No Talking

A permission slip

“Talking to keep yourself warm”

is a Finnish idiom my mom taught me that I like so much. It means what you might think it means: talking for no reason.

An apocryphal Finnish story:

A man and his mute teenage son were walking in a forest. The father was walking ahead and after a cracking sound he heard a voice behind him say, “Dad! Watch out! A tree is going to fall!” He turned around in shock—his son had spoken!—and a giant tree fell across the path in front of them. They stood there in silence a moment and then the father said, “I had no idea. I had no idea you could speak!”

His son shrugged and said, “There was nothing important to say.”

You’re allowed to be quiet. You’re allowed to not know what to say. You’re allowed to not speak before you’re ready.

There are valuable things to know that you can’t think towards in words or even know in words once you’re starting to know them.

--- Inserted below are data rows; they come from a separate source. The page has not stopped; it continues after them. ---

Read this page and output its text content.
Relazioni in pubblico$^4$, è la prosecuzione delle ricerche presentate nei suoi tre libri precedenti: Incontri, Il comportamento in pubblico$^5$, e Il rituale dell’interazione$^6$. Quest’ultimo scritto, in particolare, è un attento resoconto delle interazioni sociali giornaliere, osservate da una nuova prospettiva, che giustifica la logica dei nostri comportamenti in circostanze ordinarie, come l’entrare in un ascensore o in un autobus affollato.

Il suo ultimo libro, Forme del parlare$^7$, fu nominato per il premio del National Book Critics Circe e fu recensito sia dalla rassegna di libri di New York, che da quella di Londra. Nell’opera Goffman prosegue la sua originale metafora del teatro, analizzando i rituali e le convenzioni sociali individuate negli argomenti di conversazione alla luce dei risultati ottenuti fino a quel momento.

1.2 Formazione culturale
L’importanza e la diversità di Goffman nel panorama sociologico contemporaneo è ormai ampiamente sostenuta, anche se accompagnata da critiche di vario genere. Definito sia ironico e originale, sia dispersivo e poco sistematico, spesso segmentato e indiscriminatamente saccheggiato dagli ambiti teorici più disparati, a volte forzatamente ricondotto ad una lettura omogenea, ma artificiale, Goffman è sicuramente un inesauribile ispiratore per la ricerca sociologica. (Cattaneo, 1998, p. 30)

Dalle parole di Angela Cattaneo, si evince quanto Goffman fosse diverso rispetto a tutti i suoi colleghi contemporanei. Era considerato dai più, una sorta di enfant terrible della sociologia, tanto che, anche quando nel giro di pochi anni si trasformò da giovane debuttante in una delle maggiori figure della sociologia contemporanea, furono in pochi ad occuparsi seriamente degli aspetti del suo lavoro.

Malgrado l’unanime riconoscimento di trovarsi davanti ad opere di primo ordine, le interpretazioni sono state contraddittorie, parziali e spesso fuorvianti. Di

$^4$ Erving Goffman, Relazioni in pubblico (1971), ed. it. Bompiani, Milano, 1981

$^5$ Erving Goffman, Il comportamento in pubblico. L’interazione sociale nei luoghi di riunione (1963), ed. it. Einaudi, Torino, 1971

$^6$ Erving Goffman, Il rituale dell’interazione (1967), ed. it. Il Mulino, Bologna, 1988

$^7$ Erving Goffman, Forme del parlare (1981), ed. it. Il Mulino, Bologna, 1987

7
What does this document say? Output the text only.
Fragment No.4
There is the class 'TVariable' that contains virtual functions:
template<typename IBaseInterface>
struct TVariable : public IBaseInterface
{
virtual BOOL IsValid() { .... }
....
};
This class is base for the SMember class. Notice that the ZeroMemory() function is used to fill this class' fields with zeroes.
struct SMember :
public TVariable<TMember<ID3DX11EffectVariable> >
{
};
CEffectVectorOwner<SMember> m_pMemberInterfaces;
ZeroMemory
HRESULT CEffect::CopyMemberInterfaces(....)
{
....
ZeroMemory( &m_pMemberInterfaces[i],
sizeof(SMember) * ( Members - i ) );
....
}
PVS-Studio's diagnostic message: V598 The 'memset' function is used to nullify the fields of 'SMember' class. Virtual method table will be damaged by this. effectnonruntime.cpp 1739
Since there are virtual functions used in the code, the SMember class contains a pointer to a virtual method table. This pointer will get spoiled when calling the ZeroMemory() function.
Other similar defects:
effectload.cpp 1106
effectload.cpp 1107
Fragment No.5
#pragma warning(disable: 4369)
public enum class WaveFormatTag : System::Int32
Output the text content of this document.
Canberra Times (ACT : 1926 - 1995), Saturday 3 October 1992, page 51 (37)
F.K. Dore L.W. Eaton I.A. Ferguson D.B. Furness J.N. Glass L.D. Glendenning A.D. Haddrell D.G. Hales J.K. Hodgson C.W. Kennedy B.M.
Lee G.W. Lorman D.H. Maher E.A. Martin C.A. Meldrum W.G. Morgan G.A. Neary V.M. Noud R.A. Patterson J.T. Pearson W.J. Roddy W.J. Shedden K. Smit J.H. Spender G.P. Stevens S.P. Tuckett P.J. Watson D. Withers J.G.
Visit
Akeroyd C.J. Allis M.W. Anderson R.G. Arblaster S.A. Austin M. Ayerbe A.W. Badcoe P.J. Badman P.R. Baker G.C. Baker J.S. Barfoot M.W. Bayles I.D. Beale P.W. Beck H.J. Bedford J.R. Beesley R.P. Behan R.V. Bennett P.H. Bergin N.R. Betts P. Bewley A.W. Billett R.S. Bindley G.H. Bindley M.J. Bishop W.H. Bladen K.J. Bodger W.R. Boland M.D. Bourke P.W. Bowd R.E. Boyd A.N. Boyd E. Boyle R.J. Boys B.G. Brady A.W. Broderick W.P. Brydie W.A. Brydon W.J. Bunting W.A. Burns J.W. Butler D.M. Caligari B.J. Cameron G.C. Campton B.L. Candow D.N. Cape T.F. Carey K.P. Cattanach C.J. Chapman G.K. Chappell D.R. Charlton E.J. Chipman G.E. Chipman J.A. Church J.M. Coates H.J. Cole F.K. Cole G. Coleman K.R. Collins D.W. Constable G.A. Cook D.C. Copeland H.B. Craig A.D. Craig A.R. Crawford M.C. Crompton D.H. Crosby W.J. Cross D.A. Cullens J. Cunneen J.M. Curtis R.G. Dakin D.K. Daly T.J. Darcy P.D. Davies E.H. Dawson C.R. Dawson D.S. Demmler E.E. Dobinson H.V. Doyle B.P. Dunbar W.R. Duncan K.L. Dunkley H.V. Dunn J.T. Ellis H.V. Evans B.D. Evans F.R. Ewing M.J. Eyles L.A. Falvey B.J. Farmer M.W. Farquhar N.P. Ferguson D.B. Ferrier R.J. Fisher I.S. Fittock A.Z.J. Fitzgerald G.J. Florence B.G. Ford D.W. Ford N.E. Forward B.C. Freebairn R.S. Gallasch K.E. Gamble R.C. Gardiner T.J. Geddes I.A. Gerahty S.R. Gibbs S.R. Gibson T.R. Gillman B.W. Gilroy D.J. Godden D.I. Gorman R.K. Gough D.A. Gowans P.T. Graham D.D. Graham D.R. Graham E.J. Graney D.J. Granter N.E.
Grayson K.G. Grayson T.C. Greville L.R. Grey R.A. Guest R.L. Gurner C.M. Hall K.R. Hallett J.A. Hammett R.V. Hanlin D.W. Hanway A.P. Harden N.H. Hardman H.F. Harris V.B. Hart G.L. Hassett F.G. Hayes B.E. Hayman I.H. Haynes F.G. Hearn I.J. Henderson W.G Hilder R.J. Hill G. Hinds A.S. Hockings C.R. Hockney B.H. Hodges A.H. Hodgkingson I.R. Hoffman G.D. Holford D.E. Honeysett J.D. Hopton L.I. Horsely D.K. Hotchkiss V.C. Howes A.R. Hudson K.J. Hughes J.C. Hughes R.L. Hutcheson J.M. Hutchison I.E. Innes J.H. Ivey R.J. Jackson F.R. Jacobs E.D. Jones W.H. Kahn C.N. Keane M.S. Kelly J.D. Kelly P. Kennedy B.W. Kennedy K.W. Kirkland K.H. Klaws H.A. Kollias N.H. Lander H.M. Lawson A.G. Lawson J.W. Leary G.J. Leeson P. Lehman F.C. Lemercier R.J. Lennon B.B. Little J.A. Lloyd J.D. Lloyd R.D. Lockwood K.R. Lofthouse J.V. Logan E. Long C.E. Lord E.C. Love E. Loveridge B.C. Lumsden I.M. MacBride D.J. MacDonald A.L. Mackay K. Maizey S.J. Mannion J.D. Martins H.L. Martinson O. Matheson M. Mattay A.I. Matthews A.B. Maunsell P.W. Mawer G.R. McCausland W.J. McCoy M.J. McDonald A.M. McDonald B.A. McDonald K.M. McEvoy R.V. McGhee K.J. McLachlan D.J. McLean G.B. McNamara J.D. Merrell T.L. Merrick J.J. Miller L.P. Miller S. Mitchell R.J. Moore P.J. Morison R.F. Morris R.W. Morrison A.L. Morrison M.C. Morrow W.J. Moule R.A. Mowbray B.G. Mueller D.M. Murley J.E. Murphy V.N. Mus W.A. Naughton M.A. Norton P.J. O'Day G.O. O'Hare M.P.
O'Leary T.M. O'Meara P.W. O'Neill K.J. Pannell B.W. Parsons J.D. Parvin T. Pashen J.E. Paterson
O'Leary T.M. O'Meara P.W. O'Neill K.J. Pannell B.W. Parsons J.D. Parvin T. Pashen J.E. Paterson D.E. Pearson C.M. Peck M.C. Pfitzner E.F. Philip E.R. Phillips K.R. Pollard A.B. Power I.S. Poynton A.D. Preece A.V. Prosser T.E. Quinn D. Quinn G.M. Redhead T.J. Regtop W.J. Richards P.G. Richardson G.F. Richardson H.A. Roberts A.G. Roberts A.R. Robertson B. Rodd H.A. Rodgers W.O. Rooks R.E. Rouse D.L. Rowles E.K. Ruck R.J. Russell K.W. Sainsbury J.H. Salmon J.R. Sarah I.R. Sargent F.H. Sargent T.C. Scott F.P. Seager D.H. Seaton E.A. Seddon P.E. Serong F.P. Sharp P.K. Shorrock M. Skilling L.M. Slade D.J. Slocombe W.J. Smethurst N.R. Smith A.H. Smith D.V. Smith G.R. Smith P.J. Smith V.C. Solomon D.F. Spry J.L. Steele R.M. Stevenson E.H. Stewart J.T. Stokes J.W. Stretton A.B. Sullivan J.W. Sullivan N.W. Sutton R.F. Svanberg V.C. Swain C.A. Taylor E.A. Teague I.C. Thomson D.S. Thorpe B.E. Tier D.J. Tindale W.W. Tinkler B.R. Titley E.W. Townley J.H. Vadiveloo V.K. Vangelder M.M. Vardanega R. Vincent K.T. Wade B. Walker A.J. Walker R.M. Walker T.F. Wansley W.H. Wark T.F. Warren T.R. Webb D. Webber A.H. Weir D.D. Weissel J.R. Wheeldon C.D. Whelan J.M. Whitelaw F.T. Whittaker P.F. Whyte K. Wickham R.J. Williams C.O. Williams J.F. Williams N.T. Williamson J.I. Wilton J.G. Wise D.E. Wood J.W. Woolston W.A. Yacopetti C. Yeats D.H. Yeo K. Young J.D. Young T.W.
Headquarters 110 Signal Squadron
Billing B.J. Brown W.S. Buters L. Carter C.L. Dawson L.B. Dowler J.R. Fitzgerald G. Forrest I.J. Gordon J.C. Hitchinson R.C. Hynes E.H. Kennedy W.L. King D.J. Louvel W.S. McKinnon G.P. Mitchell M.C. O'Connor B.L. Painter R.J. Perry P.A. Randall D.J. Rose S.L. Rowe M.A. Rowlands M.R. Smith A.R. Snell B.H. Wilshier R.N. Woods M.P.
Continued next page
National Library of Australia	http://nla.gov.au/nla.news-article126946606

A large enough dose of silence will eventually make something bubble up that makes you say, “Huh,” and you’ll know enough what you mean, and you’ll know that if you try and grab the bubbled-up understanding by the neck and cram it into words too fast, you’ll kill it.

You don’t have to fill the silence. You don’t have to fill your own silence, ie, you don’t have to know the thing you want to know as fast as you want to know it. And you don’t have to fill all the silences around you, socially, to perform who you are for the people so they won’t forget you.

If you’re quiet, you’ll know where this applies and where it doesn’t apply. Sometimes your words are needed. But it’s not so often that they’re needed. Welcome, yes, widely and a lot. Needed, not so often.

I wanted to know this today and I thought you might want to know this, too.